Wilkins saw the quicksand and jumped in with both feet. "It may be smart election-year politics to thump your chest and constantly criticize your friend and your No. 1 trading partner," he said in a pointed speech last Tuesday. "But it is a slippery slope." A slope Martin was only too happy to ride. The Prime Minister got a decided bump in the polls after Wilkins's remarks and his response -- "I am not going to be dictated to" -- made headlines.
Even Stephen Harper called Wilkins's intervention "inappropriate," adding, "I don't think foreign ambassadors should be expressing their views or intervening in an election." That's diplomatese for, "Shut up. Please." The Liberals love to insinuate that Harper is too pro-American, so an election where Martin gets to act as if he's running against George W. Bush cannot help Harper.
But running against the U.S. President, and more generally against the United States, is not a new idea, nor is it uniquely Canadian. America is the superpower, after all, and what better way to demonstrate your courage and independence than by standing up to the biggest kid on the block? And the more powerful America becomes, or is seen to become, the more value some may find in bashing it. Gerhard Schröder won the German election in 2002 by casting Bush as his opponent. The strategy was so successful that he trotted it out again this year, and nearly retained the chancellorship, despite starting the campaign far behind in the polls. Brazil's Luiz Inácio Lula da Silva scored a landslide victory in the 2002 presidential election in part by attacking the Free Trade Area of the Americas as a kind of American plot. In France, accusing someone of wanting to introduce an "Anglo-Saxon" economic model is as serious a charge as accusing a Canadian politician of wanting to introduce "American-style" health care.

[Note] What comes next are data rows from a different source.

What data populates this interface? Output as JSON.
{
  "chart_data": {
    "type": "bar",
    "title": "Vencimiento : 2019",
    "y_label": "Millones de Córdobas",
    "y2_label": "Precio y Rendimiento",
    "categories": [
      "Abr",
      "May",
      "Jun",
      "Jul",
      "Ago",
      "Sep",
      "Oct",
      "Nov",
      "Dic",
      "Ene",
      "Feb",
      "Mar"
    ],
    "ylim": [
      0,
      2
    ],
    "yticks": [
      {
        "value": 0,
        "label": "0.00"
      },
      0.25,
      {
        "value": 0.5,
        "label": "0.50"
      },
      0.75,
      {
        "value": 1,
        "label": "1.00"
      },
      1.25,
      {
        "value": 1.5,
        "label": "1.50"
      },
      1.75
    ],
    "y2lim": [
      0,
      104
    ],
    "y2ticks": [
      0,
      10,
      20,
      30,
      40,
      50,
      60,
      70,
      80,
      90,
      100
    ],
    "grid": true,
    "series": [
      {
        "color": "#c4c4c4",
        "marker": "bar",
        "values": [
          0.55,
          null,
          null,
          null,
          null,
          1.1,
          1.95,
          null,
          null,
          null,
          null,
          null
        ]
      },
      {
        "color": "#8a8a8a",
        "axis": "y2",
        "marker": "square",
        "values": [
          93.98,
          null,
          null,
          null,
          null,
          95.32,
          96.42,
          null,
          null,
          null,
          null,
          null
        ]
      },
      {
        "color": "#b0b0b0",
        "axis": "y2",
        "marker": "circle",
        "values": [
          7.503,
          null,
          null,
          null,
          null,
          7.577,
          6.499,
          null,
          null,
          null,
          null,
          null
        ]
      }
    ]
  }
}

But if Martin's squabble with Wilkins seemed somehow empty -- more shadowboxing than substantive disagreement -- that's not surprising. The tenor of our fights with the U.S., and the nature of our fears about our neighbour, have changed a lot over the years. In a heated TV debate during the 1988 free trade election, Liberal leader John Turner accused Prime Minister Brian Mulroney of destroying Canada "with one signature of the pen." The Free Trade Agreement, insisted Turner, "will reduce us, I am sure, to a colony of the United States, because when the economic levers go, political independence is sure to follow." That was only 17 years ago, and yet Turner's words, so resonant then, sound hysterical today. For Liberals, they are an embarrassment, long forgotten. The only criticism the current Liberal leader has of free trade is that more of it would be a good idea.
The change in Canadian attitudes may have something to do with the change in Canada's economic position. Canadians once worried that foreigners, especially Americans, would buy up our companies and resources. Instead, the opposite has happened. In 2005, according to Statistics Canada, foreign direct investment in Canada, primarily from the United States, was worth $390 billion. But Canadian ownership of foreign companies -- and the U.S. remains the most popular place for us to invest -- has for years been growing at an even faster rate, and is now worth $452 billion. Canadians own more of the world than the world owns of Canada. And as a Maclean's poll earlier this year discovered, most Canadians believe that closer border security and anti-terrorism co-operation with the U.S. are a good thing, at least in principle, and no threat to Canada's independence.
Though Ambassador Wilkins is no expert on this country, he's right about this much: baiting the American bear can pay short-term electoral benefits. Paul Martin will not be the last Canadian politician to conjure an American threat that he can visibly and volubly appear to be standing up to -- and then, after the election, do his best to stand down.